By Liz Beavers
Tribune Managing Editor
KEYSER - Mayor Randy Amtower would like to see Mineral County join the City of Keyser, Potomac State College, and other interested entities in establishing a community and wellness center in the former Keyser High School.
Calling his proposal "a potential project that would impact everybody in the community," the mayor told the commissioners Tuesday that he has already met with PSC provost Dr. Leonard Collelli and representatives of First United Bank & Trust, which bought the building back from Morgantown businessman Kris Warner in a bankruptcy sale, to discuss the possibilities for the structure.
County commissioner Jerry Whisner also participated in that meeting.
This summer, First United notified all the remaining tenants in the former school, known as the Grand Central Business Center since it was purchased by Warner, that the building was being closed down as of Dec. 31, 2013.
Amtower's fear is that the building will sit empty and "we all know what vacant buildings breed."
Noting that the bank "is looking to get out of the real estate business," Amtower said First United has unsuccessfully tried to sell the building.
"They've even looked at razing the property and marketing the ground," he said.
Amtower noted, however, that there is a great deal of public sentiment attached to the former home of the Golden Tornado, and that "the idea, to the public, of that property being razed could cause a riot."
Noting that the current City Hall is "inadequate for what we need," and the county is always looking for additional space, Amtower said a joint venture to renovate the old school could be just what everyone is looking for.
Amtower said he can foresee using the original part of the school for Keyser's Police Department, complete with holding cells for criminals awaiting transport to a regional jail. Space could also be included for Mineral County Community Corrections, and the Mineral County Development Authority, both of which currently rent their office space, and other entities.
Amtower also talked about the Faith in Action Food Pantry, which currently pays $500 a month in rent and is still in need of more space.
The back portion of the building - actually an addition to the original mansion - could be razed for parking or utilized for other agencies.
Mentioning the Catamount Day Care Center, which has been evicted from its site at the back of the building, Amtower said their "solution is only temporary" and they would be needing a place to go again soon.

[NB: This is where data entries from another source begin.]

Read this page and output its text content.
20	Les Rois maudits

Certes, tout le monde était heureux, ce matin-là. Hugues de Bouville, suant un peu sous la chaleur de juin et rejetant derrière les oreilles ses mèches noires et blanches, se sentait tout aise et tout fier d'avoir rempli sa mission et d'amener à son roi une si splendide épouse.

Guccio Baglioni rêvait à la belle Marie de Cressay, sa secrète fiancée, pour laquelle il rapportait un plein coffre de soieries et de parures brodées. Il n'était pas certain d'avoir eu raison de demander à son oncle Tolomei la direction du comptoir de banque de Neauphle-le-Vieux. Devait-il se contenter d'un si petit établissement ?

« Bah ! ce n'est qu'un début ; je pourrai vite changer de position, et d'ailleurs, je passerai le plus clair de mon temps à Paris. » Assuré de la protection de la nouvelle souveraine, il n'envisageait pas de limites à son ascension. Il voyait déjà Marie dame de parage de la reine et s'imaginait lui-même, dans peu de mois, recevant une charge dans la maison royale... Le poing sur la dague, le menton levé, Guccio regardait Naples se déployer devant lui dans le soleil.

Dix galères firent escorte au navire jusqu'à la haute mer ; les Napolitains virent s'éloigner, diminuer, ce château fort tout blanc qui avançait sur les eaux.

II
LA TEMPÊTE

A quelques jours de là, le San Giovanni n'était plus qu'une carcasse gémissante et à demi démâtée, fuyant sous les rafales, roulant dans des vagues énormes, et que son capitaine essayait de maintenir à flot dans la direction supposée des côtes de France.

"If you could bring Catamount back in ... a day care center right beside a wellness center? That's a win-win situation," he said.

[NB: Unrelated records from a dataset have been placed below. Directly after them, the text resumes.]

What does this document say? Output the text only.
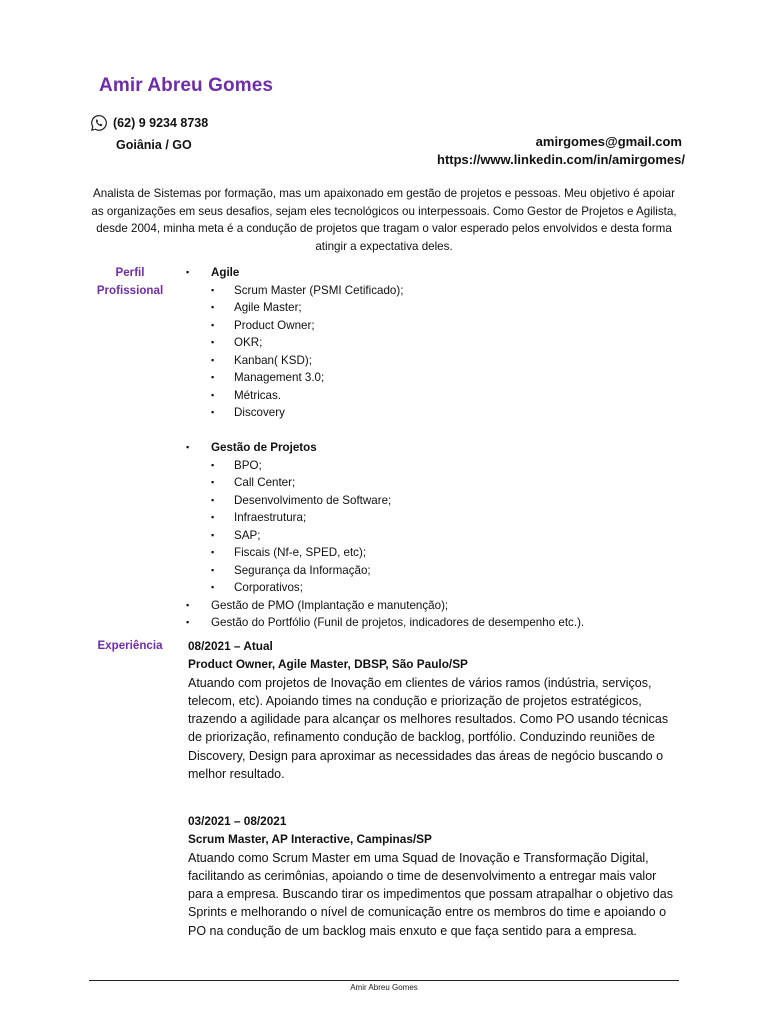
Amir Abreu Gomes
(62) 9 9234 8738
Goiânia / GO	amirgomes@gmail.com
https://www.linkedin.com/in/amirgomes/
Analista de Sistemas por formação, mas um apaixonado em gestão de projetos e pessoas. Meu objetivo é apoiar as organizações em seus desafios, sejam eles tecnológicos ou interpessoais. Como Gestor de Projetos e Agilista, desde 2004, minha meta é a condução de projetos que tragam o valor esperado pelos envolvidos e desta forma atingir a expectativa deles.
Perfil Profissional
▪ Agile
▪ Scrum Master (PSMI Cetificado);
▪ Agile Master;
▪ Product Owner;
▪ OKR;
▪ Kanban( KSD);
▪ Management 3.0;
▪ Métricas.
▪ Discovery
▪ Gestão de Projetos
▪ BPO;
▪ Call Center;
▪ Desenvolvimento de Software;
▪ Infraestrutura;
▪ SAP;
▪ Fiscais (Nf-e, SPED, etc);
▪ Segurança da Informação;
▪ Corporativos;
▪ Gestão de PMO (Implantação e manutenção);
▪ Gestão do Portfólio (Funil de projetos, indicadores de desempenho etc.).
Experiência	08/2021 – Atual
Product Owner, Agile Master, DBSP, São Paulo/SP
Atuando com projetos de Inovação em clientes de vários ramos (indústria, serviços, telecom, etc). Apoiando times na condução e priorização de projetos estratégicos, trazendo a agilidade para alcançar os melhores resultados. Como PO usando técnicas de priorização, refinamento condução de backlog, portfólio. Conduzindo reuniões de Discovery, Design para aproximar as necessidades das áreas de negócio buscando o melhor resultado.
03/2021 – 08/2021
Scrum Master, AP Interactive, Campinas/SP
Atuando como Scrum Master em uma Squad de Inovação e Transformação Digital, facilitando as cerimônias, apoiando o time de desenvolvimento a entregar mais valor para a empresa. Buscando tirar os impedimentos que possam atrapalhar o objetivo das Sprints e melhorando o nível de comunicação entre os membros do time e apoiando o PO na condução de um backlog mais enxuto e que faça sentido para a empresa.
Amir Abreu Gomes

He said the possibility of a wellness center, with an indoor/outdoor pool and other recreational facilities, is of interest to the college, explaining that students look at those types of amenities when looking at potential schools.
Page 2 of 2 - Commission president Janice LaRue also noted that both the Mineral County Health Department and the Committee on Aging & Family Services have been talking about establishing a wellness center in the county for some time.
Amtower also told the commissioners he has spoken with a representative of A.U. Associates, a company that "specializes in old school renovation," and they have agreed to come to Keyser in October to tour the building.
He added quickly, however, that plans are very much in the preliminary stages.
"There are a lot of options. Right now, we're trying to see who the potential players are," he said.
"The goal now is to put together a roundtable discussion" to involve all the interested parties.
The commission designated Whisner and county coordinator Mike Bland to participate in that discussion.